Plus profondément, c'est la définition même des fonctions de cette " bureaucratie de base " (street-level bureaucracy) qui se trouve profondément transformée par la substitution, dans le domaine du logement, mais aussi ailleurs, avec par exemple le Revenu minimum, de l'aide directe à la personne aux anciennes formes d'aide au service, dont on a bien montré qu'elles ont des conséquences tout à fait différentes : en parfaite conformité avec la vision libérale, l'aide directe " réduit la solidarité à une simple allocation financière " et vise seulement à permettre de consommer (ou à inciter à consommer davantage), sans chercher à orienter ou à structurer la consommation (5). On passe ainsi d'une politique d'Etat visant à agir sur les structures mêmes de la distribution à une politique visant simplement à corriger les effets de la distribution inégale des ressources en capital économique et culturel, c'est-à-dire à une charité d'Etat destinée, comme au bon temps de la philanthropie religieuse, aux " pauvres méritants " (deserving poors). Les formes nouvelles que revêt l'action de l'Etat contribuent ainsi, avec l'affaiblissement du syndicalisme et des instances mobilisatrices, à la transformation du peuple (potentiellement) mobilisé en un agrégat hétérogène de pauvres atomisés, d'" exclus ", comme les appelle le discours officiel, que l'on évoque surtout (sinon exclusivement) lorsqu'ils " posent des problèmes " ou pour rappeler aux " nantis " le privilège que constitue la possession d'un emploi permanent. (…)
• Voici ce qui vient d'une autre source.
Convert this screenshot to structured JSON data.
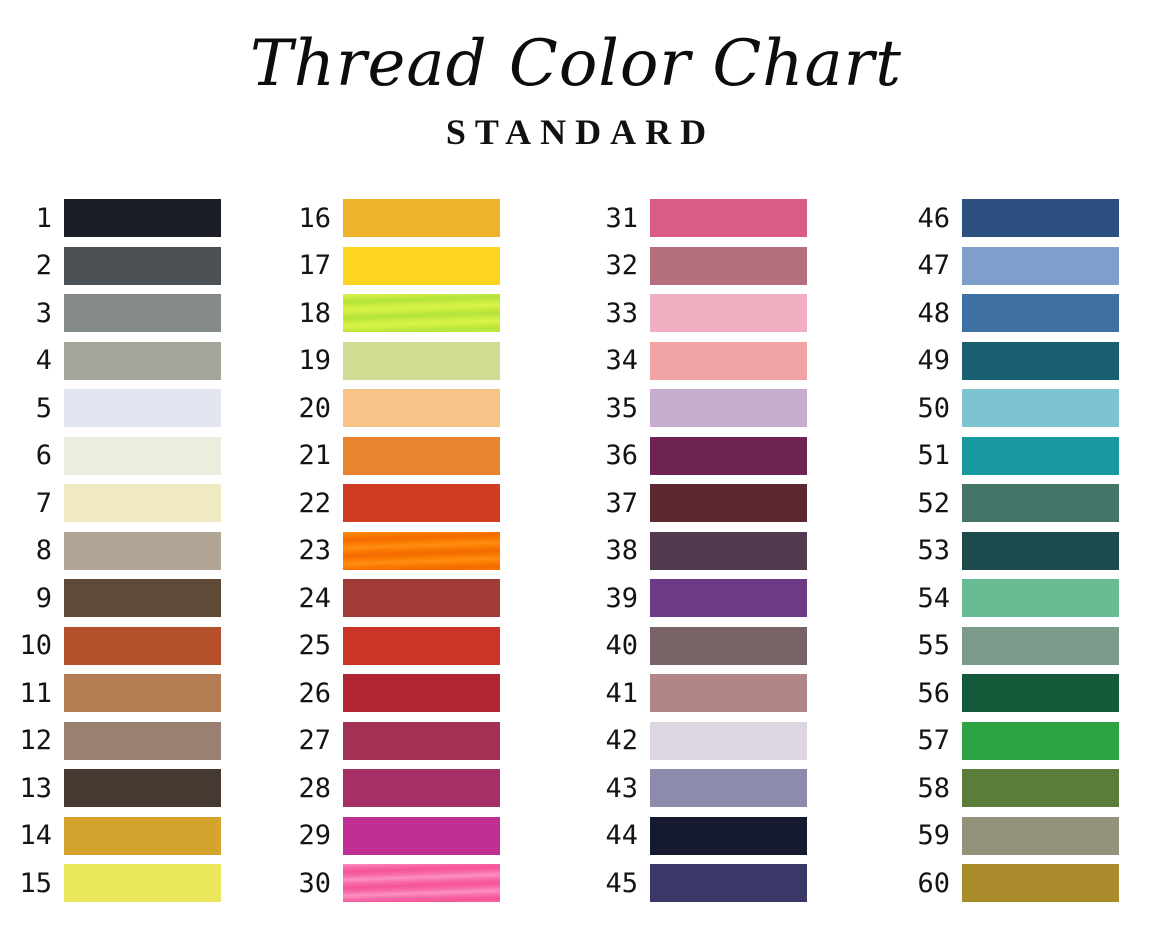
{
  "header": {
    "title": "Thread Color Chart",
    "subtitle": "STANDARD"
  },
  "chart_data": {
    "type": "table",
    "title": "Thread Color Chart",
    "subtitle": "STANDARD",
    "columns": 4,
    "rows_per_column": 15,
    "swatches": [
      {
        "num": "1",
        "color": "#1a1d25"
      },
      {
        "num": "2",
        "color": "#4a5054"
      },
      {
        "num": "3",
        "color": "#858b8b"
      },
      {
        "num": "4",
        "color": "#a2a69b"
      },
      {
        "num": "5",
        "color": "#e2e6f0"
      },
      {
        "num": "6",
        "color": "#eceddd"
      },
      {
        "num": "7",
        "color": "#efeac2"
      },
      {
        "num": "8",
        "color": "#b3a595"
      },
      {
        "num": "9",
        "color": "#5e4a37"
      },
      {
        "num": "10",
        "color": "#b5512a"
      },
      {
        "num": "11",
        "color": "#b47c52"
      },
      {
        "num": "12",
        "color": "#9a8071"
      },
      {
        "num": "13",
        "color": "#463931"
      },
      {
        "num": "14",
        "color": "#d4a42f"
      },
      {
        "num": "15",
        "color": "#ebe75d"
      },
      {
        "num": "16",
        "color": "#eeb32b"
      },
      {
        "num": "17",
        "color": "#fdd41f"
      },
      {
        "num": "18",
        "color": "#c8ec3e",
        "texture": [
          "#daf348",
          "#b2e43a"
        ]
      },
      {
        "num": "19",
        "color": "#cfdc92"
      },
      {
        "num": "20",
        "color": "#f7c386"
      },
      {
        "num": "21",
        "color": "#e8832e"
      },
      {
        "num": "22",
        "color": "#d23c25"
      },
      {
        "num": "23",
        "color": "#fa7a00",
        "texture": [
          "#ff8e13",
          "#f26a00"
        ]
      },
      {
        "num": "24",
        "color": "#a03b35"
      },
      {
        "num": "25",
        "color": "#cb3527"
      },
      {
        "num": "26",
        "color": "#b12431"
      },
      {
        "num": "27",
        "color": "#a33153"
      },
      {
        "num": "28",
        "color": "#a72f67"
      },
      {
        "num": "29",
        "color": "#c12e92"
      },
      {
        "num": "30",
        "color": "#f869aa",
        "texture": [
          "#fb90c1",
          "#f55398"
        ]
      },
      {
        "num": "31",
        "color": "#d95c87"
      },
      {
        "num": "32",
        "color": "#b56e7d"
      },
      {
        "num": "33",
        "color": "#f0aec1"
      },
      {
        "num": "34",
        "color": "#f2a4a5"
      },
      {
        "num": "35",
        "color": "#c6aed1"
      },
      {
        "num": "36",
        "color": "#6f2351"
      },
      {
        "num": "37",
        "color": "#5d2931"
      },
      {
        "num": "38",
        "color": "#523a50"
      },
      {
        "num": "39",
        "color": "#6f3a85"
      },
      {
        "num": "40",
        "color": "#786467"
      },
      {
        "num": "41",
        "color": "#b18686"
      },
      {
        "num": "42",
        "color": "#ddd5e0"
      },
      {
        "num": "43",
        "color": "#8c8bae"
      },
      {
        "num": "44",
        "color": "#161a30"
      },
      {
        "num": "45",
        "color": "#3a3866"
      },
      {
        "num": "46",
        "color": "#2d5080"
      },
      {
        "num": "47",
        "color": "#7e9fcb"
      },
      {
        "num": "48",
        "color": "#3e70a4"
      },
      {
        "num": "49",
        "color": "#1a5f71"
      },
      {
        "num": "50",
        "color": "#7ec4d0"
      },
      {
        "num": "51",
        "color": "#17999f"
      },
      {
        "num": "52",
        "color": "#457569"
      },
      {
        "num": "53",
        "color": "#1d4a4c"
      },
      {
        "num": "54",
        "color": "#68bb92"
      },
      {
        "num": "55",
        "color": "#7d9b8b"
      },
      {
        "num": "56",
        "color": "#14593a"
      },
      {
        "num": "57",
        "color": "#2da344"
      },
      {
        "num": "58",
        "color": "#5c7c39"
      },
      {
        "num": "59",
        "color": "#93937b"
      },
      {
        "num": "60",
        "color": "#aa8c2c"
      }
    ]
  }
}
(1) La division entre les disciplines, ethnologie, sociologie, histoire et économie se retraduit dans des découpages tout à fait inadéquats des objets d'étude, avec par exemple l'opposition entre les monographies circonscrites au local, et incapables, de ce fait, de saisir les mécanismes dont elles enregistrent les effets, et les analyses d'ambition plus systématique, mais portées à choisir plus ou moins arbitrairement dans la complexité des faits, pour construire des modèles " stylisés ".

(2) On trouvera tous ces noms, et surtout une analyse de la production de la politique du logement, dans le numéro 81-82 de Actes de la recherche en sciences sociales, publié en mars 1990, et consacré à " l'économie de la maison ".

(3) On pourra vérifier que l'analyse qui avait été faite, bien avant son triomphe, de cette thématique et de ses conditions sociales de production, reste tout à fait valide, malgré l'aggiornamento apparent qui lui a été apporté par les Enarques socialistes (cf. P. Bourdieu et L. Boltanski, La production de l'idéologie dominante, Acte de la recherche en sciences sociales, 2-3, 1976, p. 1-73).

(4) On a observé que les personnes qui entrent dans le service public, et tout particulièrement dans les " street-level bureaucraties ", ont souvent un certain dévouement à leur fonction qu'elles tiennent pour susceptible d'être utile socialement (cf. M. Lipsky, Street-level Bureaucracy, Dilemmas of tbe Individual in Public Services, New York, Russell Sage Foundation, 1980, p. XII).

(5) Cf. C. Gruson et J. Cohen, Tarification des services publics locaux, Paris, La Documentation française, 1983, p. 47-48 et P. Chambat, Service public et néo-libéralisme, Annnales ESC, 3, 1990, p. 615-647.